В ответ на мою просьбу она склонила голову и дала расплести косы. И тогда я увидел: ее волосы длинные черные, ее черные длинные волосы, ее черные волосы длинные, без резинок, заколок, погнутых шпилек, догола раздетые волосы, распустились ее волосы надо мною и заслонили мне свет, как лопух закрывал божий свет, когда мы ходили «на ручей» за этими округлыми камешками (голыши, гальки, никак не запомню) для фундамента. И положил я эти волосы бережно на пальцы, чтобы не рассыпались, не расплескались, не просочились в землю, и пил с этих волос умиротворяющую темень, втирал, вплетал, вглаживал в свои мещанские кудряшки гадкого блондинчика, в свою омерзительную чистоту, в свою запятнанность приятным запашком материнской заботы, шампуней, безукоризненных банных манер, в свою гнусную городскую причесочку. Я обвил себя ее волосами, как чалмой. Это был новый уровень доверительности, ибо, хоть до этого поверяли мы губам и рукам тайны своей кожи, я впервые ощутил себя так щедро одаренным. Я чувствовал, как ее вши мигрируют в мою блондинистую провинцию, как они целыми семьями поселяются на моем черепе, как они устраивают себе ложе на моей коже, лепят своды из моих лохм и выгрызают под сводами даты. Обустраиваются, копошась, хозяйничают, растекаясь зудом, плотно заполняют пустоты моих кудряшек, старательно возделывают целину, обозначая перхотью пограничные межи, упиваются кровью в честь
Наши встречи теперь кончались неизменно этим чудесным шуканием вошек, этим прочесыванием пальцами-ищейками зарослей волос, и мне хотелось навсегда затеряться в шевелении вшей.
Мать Юзуся первая заметила, что я чешусь чаще Харнася, хотя на его шерсть каждый четверг, как на ярмарку, съезжались все окрестные блохи.
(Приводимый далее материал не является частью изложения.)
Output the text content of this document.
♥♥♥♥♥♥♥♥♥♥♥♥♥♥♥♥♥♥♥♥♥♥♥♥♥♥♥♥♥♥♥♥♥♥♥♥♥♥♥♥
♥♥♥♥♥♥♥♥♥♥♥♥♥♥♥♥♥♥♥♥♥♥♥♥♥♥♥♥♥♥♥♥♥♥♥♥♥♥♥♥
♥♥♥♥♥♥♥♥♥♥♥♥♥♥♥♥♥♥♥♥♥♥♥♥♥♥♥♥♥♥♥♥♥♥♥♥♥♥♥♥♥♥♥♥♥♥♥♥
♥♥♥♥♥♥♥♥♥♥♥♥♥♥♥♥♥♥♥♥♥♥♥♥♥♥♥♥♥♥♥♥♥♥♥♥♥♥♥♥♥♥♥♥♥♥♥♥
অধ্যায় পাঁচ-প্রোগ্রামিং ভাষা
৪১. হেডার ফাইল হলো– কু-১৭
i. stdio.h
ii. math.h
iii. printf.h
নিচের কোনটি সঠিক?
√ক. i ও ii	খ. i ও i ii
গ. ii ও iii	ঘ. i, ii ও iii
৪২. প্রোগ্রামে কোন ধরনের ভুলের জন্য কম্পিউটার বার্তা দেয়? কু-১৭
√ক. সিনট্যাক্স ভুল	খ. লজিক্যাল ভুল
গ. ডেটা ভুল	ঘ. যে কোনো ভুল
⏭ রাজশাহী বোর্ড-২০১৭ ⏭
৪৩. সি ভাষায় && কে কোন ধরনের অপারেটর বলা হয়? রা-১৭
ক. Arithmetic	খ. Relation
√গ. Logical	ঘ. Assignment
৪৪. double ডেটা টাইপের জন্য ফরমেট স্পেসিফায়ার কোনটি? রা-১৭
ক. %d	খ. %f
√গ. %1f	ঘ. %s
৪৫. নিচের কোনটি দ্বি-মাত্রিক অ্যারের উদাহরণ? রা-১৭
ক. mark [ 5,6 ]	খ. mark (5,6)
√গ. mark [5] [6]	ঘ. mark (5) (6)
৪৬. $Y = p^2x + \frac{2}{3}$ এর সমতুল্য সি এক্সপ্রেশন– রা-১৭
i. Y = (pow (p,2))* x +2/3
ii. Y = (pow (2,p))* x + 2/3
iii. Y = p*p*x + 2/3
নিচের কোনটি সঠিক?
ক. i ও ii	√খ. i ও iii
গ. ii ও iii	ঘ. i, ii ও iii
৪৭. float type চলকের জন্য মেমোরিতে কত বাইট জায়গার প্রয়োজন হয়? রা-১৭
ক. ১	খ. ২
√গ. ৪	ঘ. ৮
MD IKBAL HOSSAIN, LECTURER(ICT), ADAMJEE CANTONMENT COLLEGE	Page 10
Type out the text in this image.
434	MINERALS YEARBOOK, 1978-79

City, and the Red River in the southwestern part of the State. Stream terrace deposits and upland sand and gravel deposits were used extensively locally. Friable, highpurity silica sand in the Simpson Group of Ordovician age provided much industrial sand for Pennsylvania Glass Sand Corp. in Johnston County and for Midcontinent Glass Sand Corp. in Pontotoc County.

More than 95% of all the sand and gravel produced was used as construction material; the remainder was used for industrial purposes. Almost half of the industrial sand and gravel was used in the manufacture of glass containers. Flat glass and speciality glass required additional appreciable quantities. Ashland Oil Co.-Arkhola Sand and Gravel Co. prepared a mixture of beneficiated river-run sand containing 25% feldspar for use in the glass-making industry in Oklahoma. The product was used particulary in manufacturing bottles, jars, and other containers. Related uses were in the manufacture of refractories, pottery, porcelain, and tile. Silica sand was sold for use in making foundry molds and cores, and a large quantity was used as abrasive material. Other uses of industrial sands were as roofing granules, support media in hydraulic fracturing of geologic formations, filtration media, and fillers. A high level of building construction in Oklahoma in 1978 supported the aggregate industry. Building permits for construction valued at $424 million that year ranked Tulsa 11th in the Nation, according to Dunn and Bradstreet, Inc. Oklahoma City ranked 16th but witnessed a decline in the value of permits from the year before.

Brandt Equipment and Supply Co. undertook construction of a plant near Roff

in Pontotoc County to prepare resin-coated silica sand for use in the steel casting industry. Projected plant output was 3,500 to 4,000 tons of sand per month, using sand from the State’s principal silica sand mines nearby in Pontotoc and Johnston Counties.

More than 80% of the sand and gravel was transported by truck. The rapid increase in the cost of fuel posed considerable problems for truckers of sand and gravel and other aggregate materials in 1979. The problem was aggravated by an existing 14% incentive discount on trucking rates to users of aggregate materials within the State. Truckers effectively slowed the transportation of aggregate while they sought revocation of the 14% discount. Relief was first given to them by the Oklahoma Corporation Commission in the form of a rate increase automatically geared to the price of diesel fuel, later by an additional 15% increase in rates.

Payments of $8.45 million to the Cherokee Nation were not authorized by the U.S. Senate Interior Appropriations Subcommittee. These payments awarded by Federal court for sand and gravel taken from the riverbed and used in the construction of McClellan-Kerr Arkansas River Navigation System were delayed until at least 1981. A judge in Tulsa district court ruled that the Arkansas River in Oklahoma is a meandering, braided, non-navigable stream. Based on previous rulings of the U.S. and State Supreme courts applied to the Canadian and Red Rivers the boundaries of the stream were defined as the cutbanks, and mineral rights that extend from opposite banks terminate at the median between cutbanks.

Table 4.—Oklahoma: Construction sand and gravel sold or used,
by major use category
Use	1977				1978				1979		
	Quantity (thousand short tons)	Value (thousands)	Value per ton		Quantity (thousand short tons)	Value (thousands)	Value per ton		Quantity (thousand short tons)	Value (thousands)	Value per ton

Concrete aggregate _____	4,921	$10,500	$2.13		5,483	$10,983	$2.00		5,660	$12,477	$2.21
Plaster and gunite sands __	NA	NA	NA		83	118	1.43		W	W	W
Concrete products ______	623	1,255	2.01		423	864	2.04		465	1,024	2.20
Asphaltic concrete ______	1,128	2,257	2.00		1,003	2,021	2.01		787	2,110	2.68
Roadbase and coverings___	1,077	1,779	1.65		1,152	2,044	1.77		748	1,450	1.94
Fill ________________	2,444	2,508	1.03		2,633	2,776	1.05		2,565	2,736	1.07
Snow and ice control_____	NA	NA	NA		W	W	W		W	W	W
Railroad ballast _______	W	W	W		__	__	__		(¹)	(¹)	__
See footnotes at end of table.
Юзусь выругался на чем свет стоит и поехал аж на самые Кшептувки в аптеку за средствами массового поражения для зверинца волос моих. Его бабы должны были отныне меня пасти, от Марыльки отвести, отгородить, излечить. Ибо август к осени тянулся, приближалось возвращение родителя, и на память о каникулах я имел право взять себе все что угодно, только не вшей.
Меня заперли в доме, я ходил с накрученным тюрбаном из полотенца, воняя убийственной жидкостью, и чувствовал, что ношу на себе братскую могилу, что это настоящее избиение младенцев, что вечная разлука — вот удел семей, настигнутых этим погромом. Марыльку встретить все никак не получалось. Желая опорочить ее в моих глазах, супостаты рассказывали, что она, мол, ест песий жир (будто она одна! сам отец мне рассказывал, как в молодости, приезжая в деревню, не мог надивиться, отчего каждое лето у хозяина новый тузик; а что, собачье сало полезное и дешевое). Говорили, что, когда она родилась, заклятие на деревню пало и за весь год ни одна из витовянок не родила сама, а все под кесаревым скальпелем. И чем больше хотели они меня напугать, тем сильнее во мне выла тоска, и утешало меня лишь то, что она там, за забором, что ведь живет, ходит, бегает, все такая же, как и до меня была, как и после меня будет.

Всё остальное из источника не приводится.